February spending by U.S. consumers shows just 0.1% rise

- By Martin Crutsinger Martin Crutsinger is an Associated Press writer.

Consumers increased their spending at the weakest pace in six months February, while the 12-month rise in consumer prices was the largest in nearly five years.

Consumer spending edged up 0.1 percent in February following a similarly sluggish 0.2 percent increase in January, the Commerce Department reported Friday. The small gains suggest that overall economic growth likely slowed in the first quarter.

Incomes, however, were up a solid 0.4 percent in February, offering hope for stronger consumer spending in the months ahead.

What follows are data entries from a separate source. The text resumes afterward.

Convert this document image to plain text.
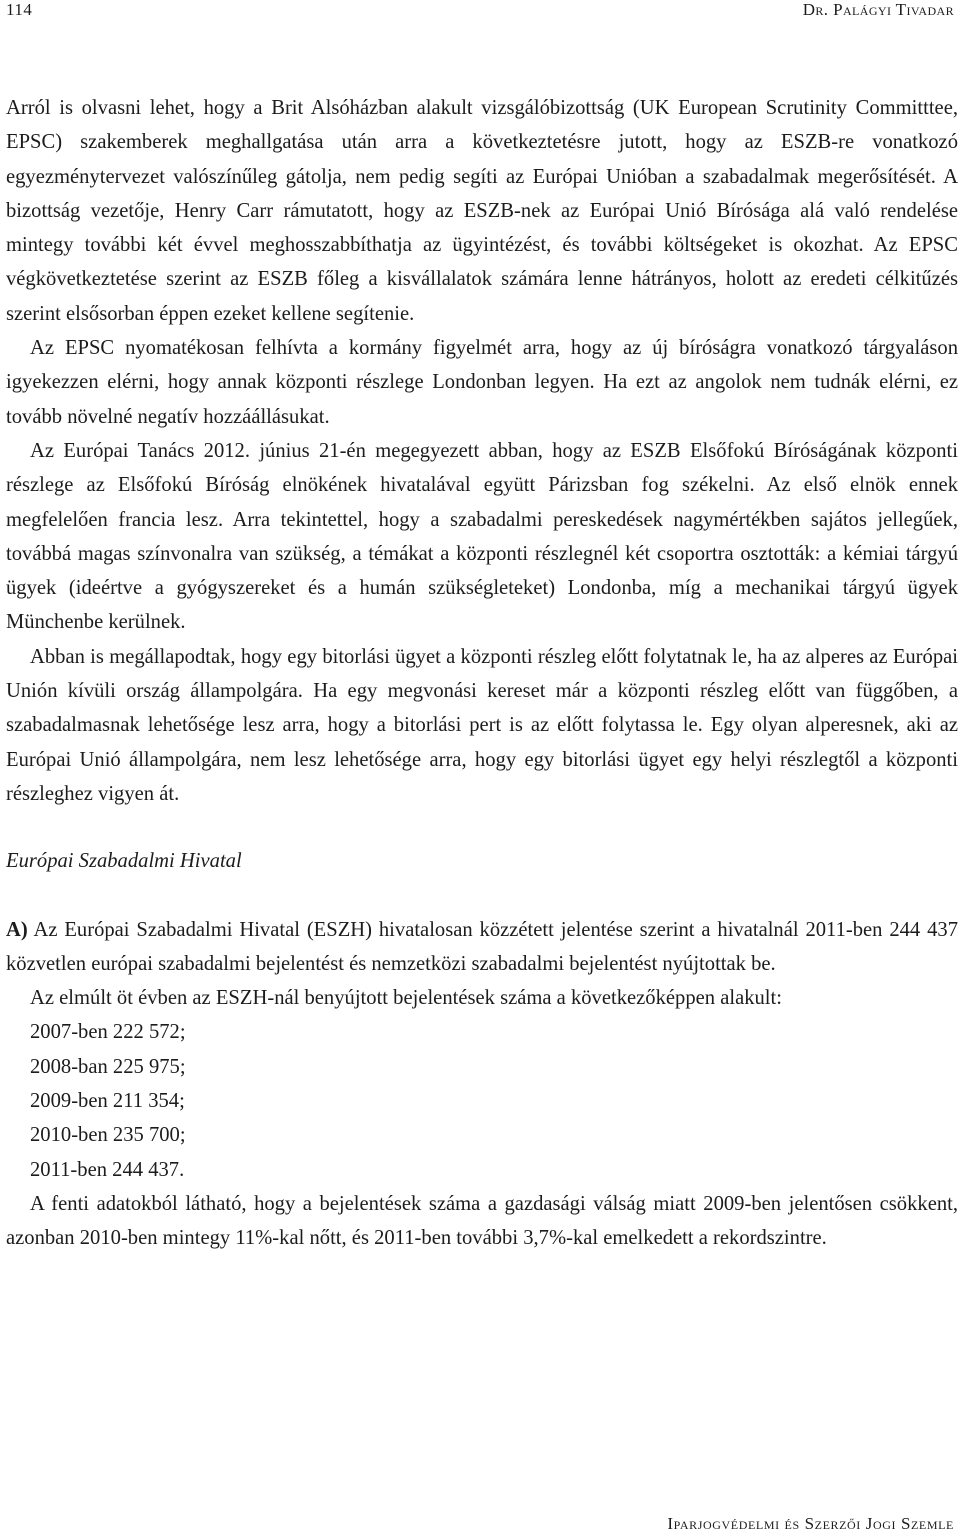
114	Dr. Palágyi Tivadar

Arról is olvasni lehet, hogy a Brit Alsóházban alakult vizsgálóbizottság (UK European Scrutinity Committtee, EPSC) szakemberek meghallgatása után arra a következtetésre jutott, hogy az ESZB-re vonatkozó egyezménytervezet valószínűleg gátolja, nem pedig segíti az Európai Unióban a szabadalmak megerősítését. A bizottság vezetője, Henry Carr rámutatott, hogy az ESZB-nek az Európai Unió Bírósága alá való rendelése mintegy további két évvel meghosszabbíthatja az ügyintézést, és további költségeket is okozhat. Az EPSC végkövetkeztetése szerint az ESZB főleg a kisvállalatok számára lenne hátrányos, holott az eredeti célkitűzés szerint elsősorban éppen ezeket kellene segítenie.

Az EPSC nyomatékosan felhívta a kormány figyelmét arra, hogy az új bíróságra vonatkozó tárgyaláson igyekezzen elérni, hogy annak központi részlege Londonban legyen. Ha ezt az angolok nem tudnák elérni, ez tovább növelné negatív hozzáállásukat.

Az Európai Tanács 2012. június 21-én megegyezett abban, hogy az ESZB Elsőfokú Bíróságának központi részlege az Elsőfokú Bíróság elnökének hivatalával együtt Párizsban fog székelni. Az első elnök ennek megfelelően francia lesz. Arra tekintettel, hogy a szabadalmi pereskedések nagymértékben sajátos jellegűek, továbbá magas színvonalra van szükség, a témákat a központi részlegnél két csoportra osztották: a kémiai tárgyú ügyek (ideértve a gyógyszereket és a humán szükségleteket) Londonba, míg a mechanikai tárgyú ügyek Münchenbe kerülnek.

Abban is megállapodtak, hogy egy bitorlási ügyet a központi részleg előtt folytatnak le, ha az alperes az Európai Unión kívüli ország állampolgára. Ha egy megvonási kereset már a központi részleg előtt van függőben, a szabadalmasnak lehetősége lesz arra, hogy a bitorlási pert is az előtt folytassa le. Egy olyan alperesnek, aki az Európai Unió állampolgára, nem lesz lehetősége arra, hogy egy bitorlási ügyet egy helyi részlegtől a központi részleghez vigyen át.

Európai Szabadalmi Hivatal

A) Az Európai Szabadalmi Hivatal (ESZH) hivatalosan közzétett jelentése szerint a hivatalnál 2011-ben 244 437 közvetlen európai szabadalmi bejelentést és nemzetközi szabadalmi bejelentést nyújtottak be.

Az elmúlt öt évben az ESZH-nál benyújtott bejelentések száma a következőképpen alakult:

2007-ben 222 572;
2008-ban 225 975;
2009-ben 211 354;
2010-ben 235 700;
2011-ben 244 437.

A fenti adatokból látható, hogy a bejelentések száma a gazdasági válság miatt 2009-ben jelentősen csökkent, azonban 2010-ben mintegy 11%-kal nőtt, és 2011-ben további 3,7%-kal emelkedett a rekordszintre.

Iparjogvédelmi és Szerzői Jogi Szemle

Meanwhile, an inflation gauge closely watched by the Federal Reserve increased 2.1 percent in February compared with the same month a year earlier. It is the sharpest 12month rise since March 2012 and slightly above the Fed’s 2 percent inflation target.

The Fed raised a key interest rate in March, just three months after an increase in December. Officials have sent signals that the pace of rate increases will accelerate this year after seven years of stagnant rates at a record low near zero. In the last two years, the Fed nudged rates up just one time in each of those years.

The overall economy grew at a 2.1 percent rate in the October-December quarter, supported by a strong gain in consumer spending.

But with the recent weakness in spending, which accounts for 70 percent of economic activity, many analysts believe growth in the January-March quarter could slow to a rate of 1.5 percent or less before accelerati­ng in the months ahead.

“Consumer spending is likely to pick up in March and the second quarter due to a sudden surge in tax refunds in the latter half of February, elevated levels of consumer mood, strong stock market performanc­e, rising employment and disposable income and household wealth,” predicted Chris Christophe­r Jr., director of consumer economics at HIS Markit.

Many economists expect the economy will accelerate later this year to rates around 2.5 percent or more if President Trump is successful in winning approval for his economic stimulus package, which includes tax cuts, infrastruc­ture spending increases and deregulati­on.

Another reason for the optimistic spending outlook is the recent rise in consumer confidence, which by the Conference Board’s measure hit a 16-year high in March.

The February spending figure was attributed in part to an unusually mild winter, which sapped demand for utilities. Services, the category that covers utility payments, was up just 0.1 percent. Spending on goods was also weak, with purchases of long-lasting durable goods such as autos down 0.1 percent. Nondurable goods spending showed no change.

The combinatio­n of a strong gain in incomes and modest rise in spending pushed the saving rate up to 5.6 percent of aftertax income in February, the highest level since October and up from 5.4 percent in January.